Eine Familiengeschichte über vier Generationen.

Meine Meinung:
„Die Schönheitskönigin von Jerusalem“ erzählt die Geschichte der Familie Ermonza und gleichzeitig werden circa 40 bewegende Jahre der Stadt Jerusalem erzählt, mit der die Familie eng verbunden ist. Wie wichtig der Familie ihre Herkunft und ihre sephardischen Traditionen sind (sepahardische Juden, sind von Spanien nach Israel eingewandert). Dies wird bei den ersten paar Sätzen klar. Immer wieder sind die Sätze spanisch angehaucht und mit hebräischen Ausdrücken gespickt. Beim Lesen fielen mir sofort die Parallelen zum strengen spanischen Glauben auf. Trotzdem werden jüdische Traditionen hochgehalten.
Levi hat ihre Geschichte Komplett aus der Sicht der spanischen Juden geschrieben, das heißt auch das Feindbild, welches sich je nach Generation ändert immer im Zusammenhang mit der politischen Situation in der Stadt steht.

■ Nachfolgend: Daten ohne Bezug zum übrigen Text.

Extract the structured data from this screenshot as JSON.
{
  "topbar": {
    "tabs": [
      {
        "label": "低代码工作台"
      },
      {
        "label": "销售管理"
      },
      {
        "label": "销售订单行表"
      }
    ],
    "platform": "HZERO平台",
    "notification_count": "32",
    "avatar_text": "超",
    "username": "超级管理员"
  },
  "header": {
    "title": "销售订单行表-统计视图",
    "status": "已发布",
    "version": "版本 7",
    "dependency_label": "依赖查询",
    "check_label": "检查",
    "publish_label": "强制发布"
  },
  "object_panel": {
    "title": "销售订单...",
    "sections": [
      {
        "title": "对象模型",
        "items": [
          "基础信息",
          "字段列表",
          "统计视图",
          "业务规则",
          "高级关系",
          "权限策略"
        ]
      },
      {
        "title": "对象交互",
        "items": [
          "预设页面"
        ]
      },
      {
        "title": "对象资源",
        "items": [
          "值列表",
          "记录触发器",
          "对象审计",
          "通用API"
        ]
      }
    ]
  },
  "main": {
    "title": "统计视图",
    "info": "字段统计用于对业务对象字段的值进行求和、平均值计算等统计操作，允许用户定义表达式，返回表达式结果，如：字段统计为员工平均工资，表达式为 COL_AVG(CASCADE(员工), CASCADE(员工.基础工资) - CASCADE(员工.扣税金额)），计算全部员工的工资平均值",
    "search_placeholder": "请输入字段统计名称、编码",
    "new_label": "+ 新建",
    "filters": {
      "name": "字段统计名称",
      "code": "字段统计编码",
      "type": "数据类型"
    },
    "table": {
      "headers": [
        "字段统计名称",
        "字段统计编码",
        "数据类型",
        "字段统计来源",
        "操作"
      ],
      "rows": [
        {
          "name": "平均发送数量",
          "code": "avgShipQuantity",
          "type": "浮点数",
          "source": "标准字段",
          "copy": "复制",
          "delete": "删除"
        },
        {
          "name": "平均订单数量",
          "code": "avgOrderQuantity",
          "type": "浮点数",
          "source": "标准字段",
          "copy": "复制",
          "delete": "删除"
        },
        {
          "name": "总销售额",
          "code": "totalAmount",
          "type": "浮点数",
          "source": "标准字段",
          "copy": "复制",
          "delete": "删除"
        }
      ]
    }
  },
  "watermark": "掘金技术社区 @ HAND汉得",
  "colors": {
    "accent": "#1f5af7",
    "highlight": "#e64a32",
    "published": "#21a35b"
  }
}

Die Familie Ermonza ist ein Beispiel dafür wie eine Familie ohne Liebe zu einander und bei manchen Konstellationen mit übertrieben Liebe zueinander existieren kann. Von Anfang an war ich geschockt von der fehlenden Mutterliebe. Erst nach und nach konnte ich Merkada, Rosa und Luna verstehen.
Die Geschichte wird wie eine Zwiebel nach und nach entblättert und entwickelt dabei einen erzählenden Sog wie ich ihn nur selten in einem Buch gefunden habe. Ein Stückweit wird die Geschichte aus der Sicht von Gabriela erzählt. Bald drauf wird sie aus der eines Allwissenden Erzählers erzählt. Dabei wird auf alle wichtigen Personen abwechselnd eingegangen. Fast alle handelnden Personen sind mir nicht unbedingt sympathisch, dies macht das Buch aber auf gar keinen Fall schlecht, im Gegenteil es unterstreicht noch die Thematik. Besonders „Die Schönheitskönigin von Jerusalem“ missfiel mir fast das ganze Buch über. Am Ende habe ich dann meine Meinung gegenüber Luna komplett geändert.
Da die Familie ein Delikatessengeschäft besitzt spielt es auch eine ganz große Rolle. Dieses Zusammenspiel schwierige Familienverhältnisse und angesehene Handelsfamilie, lies mich immer wieder an die Buddenbrooks denken, irgendwie habe ich dem Buch für mich persönlich dem Beinamen gegeben: „Die Buddenbrooks von Jerusalem“.
Yshai-Levi´s Roman stellt einen gewissen Anspruch an den Leser, ein schnelles Weglesen ist nicht möglich, da es sehr gut ausgearbeitet ist und sehr komplex ist.


„Die Schönheitskönigin von Jerusalem“ ist ein absolutes fesselndes Buch für alle die sich fürs Judentum und Jerusalem interessieren. Spanisch Kenntnisse und ein gewisses Grundwissen zum Thema Judentum sollten vorhanden sein. Leider fehlt dem Buch ein Glossar. Aber für Interessierte mit gewissen Vorwissen ist das Buch eine absolute Empfehlung. Für mich steht jetzt schon fest das ich den Roman in zehn Jahren noch einmal lesen werde, allein schon um zu wissen welche Perspektive ich dann einnehme.